Transplant Season 1 Episode 1 Review: Medicine and Immigration Mix for Unique Show

Television

For standard broadcast fare, it’s impressive how innovative NBC has been with not just outside of the box hits but shows about communities you might not often see over the last decade.

One of the channels being known for the hallmarks of American television introduced us to shows like Outsourced (set in India), Sunnyside (a community of immigrants in New York), Perfect Harmony (the South), Superstore (the working-class American Midwest).

It’s perhaps in this tradition that NBC is branching out into far-off settings by adding a show about a Syrian refugee who faces margianalization despite his brilliance as a doctor on Transplant Season 1 Episode 1.

This highly relevant tale of a modern-day medical Maguyver of sorts starts off with an emotional wallop of a first episode. The only problem is where does the show go from here.

The show starts out with about three minutes of set-up as we see our protagonist, Bashir Hamid (Hamza Haq) cooking kebabs on a grill at his brother’s restaurant while three customers come in. It’s not much of a scene but it’s enough to give us clues about the diagnoses.

Fortunately, it doesn’t take long for the action to start happening and it’s a full-scaled explosion (likely the minority of the show’s special effects budget) caused by a truck crashing into the building.

We later learn that Hamid has his skills sharpened in Syrian war zones so it’s probably not unintentional that the Toronto diner suddenly looks reminiscent of a scene of carnage from Homeland or Jack Ryan or any other series set in the Middle East.

As opposed to most procedurals that simply feature their doctors walking and talking in sterile environments, the first few minutes of the pilot are gripping as we see a guy MacGrubering his way towards patient treatment. 

As he and three of the other accident victims — his brother runs away from the scene fearing his immigrant status — get transported to the hospital, Hamid is unwilling to stop being a doctor.

To the frustration of the hospital staff, he continually leaves his cot to administer advice about the three other victims who serve, to varying degrees, as the case-of-the-week.

If there’s anything the first episode deserves credit for, it’s layering storylines on top of one another into a well-paced sense of chaos.

One parent gets angry at him unaware that Hamid saved his son’s life. One medical resident (Laurence Leboeuf) suspects he is a medical genius and is trying to mine him for information that could save the patient. Another administrator (Tori Higginson) is just baffled that the guy won’t stay put for his injuries.

On top of this frenzied circus is Hamid’s search for his brother and kid sister as well.

Then there’s a cop who suspects Hamid might have been the perpetrator of the crime. It’s such obvious racial profiling that it comes off as flat commentary. At the same time, it’s fantastically prescient considering the state of public perception of cops today and that this episode must have been written and shot before COVID.

While the cop is a little bit of a strawman, the series establishes the stakes pretty convincingly. This is a guy who has to work his way up from the bottom and this is a segment of society that I’m already pretty invested in.

It also helps that actor Hazma Haq boasts charisma out the wazoo as the wide-eyed Hamid.

Similar to the protagonists of those USA shows of the aughts like Royal Pains, Burn Notice. and Psych, it’s probable that the show is going to run the same angle: Hamid will not only be gifted but a special kind of genius (have a knack for diagnoses without modern equipment) whose shoes no one else can fill.

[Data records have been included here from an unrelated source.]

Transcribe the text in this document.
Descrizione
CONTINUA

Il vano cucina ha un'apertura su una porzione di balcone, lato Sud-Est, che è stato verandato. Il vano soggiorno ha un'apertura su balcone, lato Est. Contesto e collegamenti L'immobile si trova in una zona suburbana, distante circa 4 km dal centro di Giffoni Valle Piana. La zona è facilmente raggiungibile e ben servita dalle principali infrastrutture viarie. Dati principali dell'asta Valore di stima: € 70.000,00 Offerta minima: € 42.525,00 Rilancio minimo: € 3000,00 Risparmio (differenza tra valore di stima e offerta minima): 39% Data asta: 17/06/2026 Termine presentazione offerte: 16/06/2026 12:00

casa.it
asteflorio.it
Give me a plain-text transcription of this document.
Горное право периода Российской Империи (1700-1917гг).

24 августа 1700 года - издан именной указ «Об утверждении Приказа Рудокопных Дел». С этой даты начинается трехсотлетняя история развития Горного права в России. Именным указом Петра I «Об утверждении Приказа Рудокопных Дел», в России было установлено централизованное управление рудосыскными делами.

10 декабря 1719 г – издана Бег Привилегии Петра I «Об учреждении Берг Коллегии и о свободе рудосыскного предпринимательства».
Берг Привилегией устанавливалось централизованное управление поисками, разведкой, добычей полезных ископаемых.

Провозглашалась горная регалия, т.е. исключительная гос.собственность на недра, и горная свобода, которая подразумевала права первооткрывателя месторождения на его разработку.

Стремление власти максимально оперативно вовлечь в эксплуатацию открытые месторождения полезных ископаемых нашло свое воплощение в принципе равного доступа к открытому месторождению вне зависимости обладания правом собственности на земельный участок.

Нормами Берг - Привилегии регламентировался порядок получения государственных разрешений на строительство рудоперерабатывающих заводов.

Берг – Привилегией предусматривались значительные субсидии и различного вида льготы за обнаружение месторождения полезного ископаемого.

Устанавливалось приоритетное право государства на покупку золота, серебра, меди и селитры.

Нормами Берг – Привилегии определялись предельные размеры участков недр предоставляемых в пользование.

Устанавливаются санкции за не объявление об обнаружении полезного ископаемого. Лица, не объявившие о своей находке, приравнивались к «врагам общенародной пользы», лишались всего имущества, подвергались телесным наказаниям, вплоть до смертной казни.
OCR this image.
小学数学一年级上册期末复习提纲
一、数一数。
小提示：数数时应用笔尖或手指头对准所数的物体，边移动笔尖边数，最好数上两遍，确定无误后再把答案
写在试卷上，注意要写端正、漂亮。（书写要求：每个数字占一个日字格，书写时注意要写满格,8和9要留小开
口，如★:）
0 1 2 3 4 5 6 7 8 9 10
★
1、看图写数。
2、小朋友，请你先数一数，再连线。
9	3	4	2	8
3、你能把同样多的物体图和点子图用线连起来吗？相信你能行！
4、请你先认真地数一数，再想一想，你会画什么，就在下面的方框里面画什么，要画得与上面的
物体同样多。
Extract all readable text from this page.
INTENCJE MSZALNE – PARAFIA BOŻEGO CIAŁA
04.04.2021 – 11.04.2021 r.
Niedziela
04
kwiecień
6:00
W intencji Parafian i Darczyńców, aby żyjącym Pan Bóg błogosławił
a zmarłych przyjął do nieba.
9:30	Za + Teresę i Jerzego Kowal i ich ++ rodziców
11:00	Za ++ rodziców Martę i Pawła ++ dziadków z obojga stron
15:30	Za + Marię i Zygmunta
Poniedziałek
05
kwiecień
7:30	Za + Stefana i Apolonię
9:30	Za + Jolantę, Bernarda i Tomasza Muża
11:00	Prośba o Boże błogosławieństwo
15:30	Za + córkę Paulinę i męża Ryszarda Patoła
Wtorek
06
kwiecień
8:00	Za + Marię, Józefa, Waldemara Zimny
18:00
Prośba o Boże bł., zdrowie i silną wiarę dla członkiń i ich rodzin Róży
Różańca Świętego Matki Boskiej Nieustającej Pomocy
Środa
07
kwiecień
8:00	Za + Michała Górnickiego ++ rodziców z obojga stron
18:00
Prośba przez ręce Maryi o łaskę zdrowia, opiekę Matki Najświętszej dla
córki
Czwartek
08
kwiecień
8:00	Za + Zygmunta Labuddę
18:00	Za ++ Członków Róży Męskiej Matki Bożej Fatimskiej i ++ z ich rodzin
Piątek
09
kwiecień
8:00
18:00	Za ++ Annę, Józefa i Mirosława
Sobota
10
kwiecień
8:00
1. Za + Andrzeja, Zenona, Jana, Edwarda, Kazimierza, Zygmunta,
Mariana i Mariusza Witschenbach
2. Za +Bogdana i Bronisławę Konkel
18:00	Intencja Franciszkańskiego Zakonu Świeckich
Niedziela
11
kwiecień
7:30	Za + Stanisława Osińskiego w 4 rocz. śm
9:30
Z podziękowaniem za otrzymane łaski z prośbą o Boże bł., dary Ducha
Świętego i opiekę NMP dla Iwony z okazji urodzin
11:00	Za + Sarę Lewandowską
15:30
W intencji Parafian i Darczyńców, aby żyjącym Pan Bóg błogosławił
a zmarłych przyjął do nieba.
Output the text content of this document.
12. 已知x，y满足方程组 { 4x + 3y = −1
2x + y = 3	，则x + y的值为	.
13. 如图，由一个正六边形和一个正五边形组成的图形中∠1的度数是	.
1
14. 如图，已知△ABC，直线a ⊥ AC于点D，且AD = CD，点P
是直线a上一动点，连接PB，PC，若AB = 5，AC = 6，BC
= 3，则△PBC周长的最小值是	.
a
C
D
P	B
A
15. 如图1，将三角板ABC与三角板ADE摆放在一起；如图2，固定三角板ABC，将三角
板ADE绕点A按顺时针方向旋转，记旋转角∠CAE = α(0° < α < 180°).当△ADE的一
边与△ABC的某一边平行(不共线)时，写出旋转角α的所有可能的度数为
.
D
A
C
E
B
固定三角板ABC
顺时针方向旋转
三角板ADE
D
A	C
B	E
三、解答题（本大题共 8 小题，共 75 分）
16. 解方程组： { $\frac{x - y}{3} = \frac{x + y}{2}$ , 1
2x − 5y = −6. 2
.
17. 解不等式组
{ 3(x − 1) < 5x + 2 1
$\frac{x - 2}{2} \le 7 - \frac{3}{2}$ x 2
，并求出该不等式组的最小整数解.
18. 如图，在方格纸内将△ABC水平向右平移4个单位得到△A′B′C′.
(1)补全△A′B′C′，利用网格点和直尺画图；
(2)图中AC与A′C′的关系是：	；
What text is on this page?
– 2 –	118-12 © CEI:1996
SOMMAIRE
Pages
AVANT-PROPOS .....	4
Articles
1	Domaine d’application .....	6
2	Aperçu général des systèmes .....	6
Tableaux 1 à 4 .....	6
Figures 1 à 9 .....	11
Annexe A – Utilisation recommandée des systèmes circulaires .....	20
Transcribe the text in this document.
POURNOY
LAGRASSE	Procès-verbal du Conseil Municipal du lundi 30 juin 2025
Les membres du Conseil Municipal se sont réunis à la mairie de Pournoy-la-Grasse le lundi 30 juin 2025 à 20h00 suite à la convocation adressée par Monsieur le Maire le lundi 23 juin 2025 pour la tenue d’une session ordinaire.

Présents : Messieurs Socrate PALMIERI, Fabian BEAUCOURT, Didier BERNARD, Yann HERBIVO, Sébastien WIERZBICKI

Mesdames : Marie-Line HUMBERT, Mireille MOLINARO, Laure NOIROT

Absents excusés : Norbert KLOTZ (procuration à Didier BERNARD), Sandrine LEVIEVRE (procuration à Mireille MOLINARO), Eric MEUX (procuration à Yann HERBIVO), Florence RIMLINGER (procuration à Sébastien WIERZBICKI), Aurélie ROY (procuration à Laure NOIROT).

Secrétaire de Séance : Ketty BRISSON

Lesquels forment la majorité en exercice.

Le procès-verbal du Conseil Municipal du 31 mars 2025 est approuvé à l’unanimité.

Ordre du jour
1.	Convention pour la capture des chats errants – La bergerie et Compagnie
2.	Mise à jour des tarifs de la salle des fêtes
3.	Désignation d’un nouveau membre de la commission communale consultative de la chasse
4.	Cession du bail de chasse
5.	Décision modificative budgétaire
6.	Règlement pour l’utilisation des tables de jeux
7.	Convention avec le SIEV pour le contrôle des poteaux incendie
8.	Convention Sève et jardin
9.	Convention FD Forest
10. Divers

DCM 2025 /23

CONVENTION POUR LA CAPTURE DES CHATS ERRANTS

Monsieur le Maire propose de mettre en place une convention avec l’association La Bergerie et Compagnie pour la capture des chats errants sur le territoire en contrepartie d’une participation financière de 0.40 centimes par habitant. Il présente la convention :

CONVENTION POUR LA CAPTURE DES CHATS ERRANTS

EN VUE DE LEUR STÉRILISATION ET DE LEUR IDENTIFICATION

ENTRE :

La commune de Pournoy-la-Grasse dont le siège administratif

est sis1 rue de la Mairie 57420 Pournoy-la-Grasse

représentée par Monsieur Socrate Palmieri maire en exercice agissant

Similarly, those strengths will be balanced by a certain outsider status bought on either by self-imposed weaknesses (Pysch, Monk), bad luck (Burn Notice), or the way that society might just be rigged against the good guys (Royal Pains). In this case, it’s mostly the latter.

However, there’s also the social commentary angle which has the potential to make this show more than just a fun procedural if these guys play their cards right.

The main question is what happens when the show goes into being a procedural? It seems like he will be hired at the end of the episode as a legitimate doctor.

The pilot was exciting because an unknown commodity was running around a hospital curing patients without permission while evading police AND trying to locate his missing family. From here on out, it seems reasonable that he’ll have his colleagues’ permissions to perform medicine and I doubt he’s doing to get racially profiled mid-surgery.

So where do we stand? The show had a wonderfully exciting pilot but it might never live up to that unless it gets inventive really fast.

What do you guys think? Will the show be able to keep up the excitement of this episode?

Stray Observations:

  • Based on the initial bickering of the two, I would not be surprised if Hamid and Magalie LeBlanc (the aforementioned orderly played by Laurence Leboeuf) were romantic interests. It’s too early to say if this is a good or bad thing
  • Beware: Some of the medical scenes are pretty icky
  • Come on Doctor Bishop, just give the man the job! Seriously though, I hope we get to delve into why he was rejected the first time around.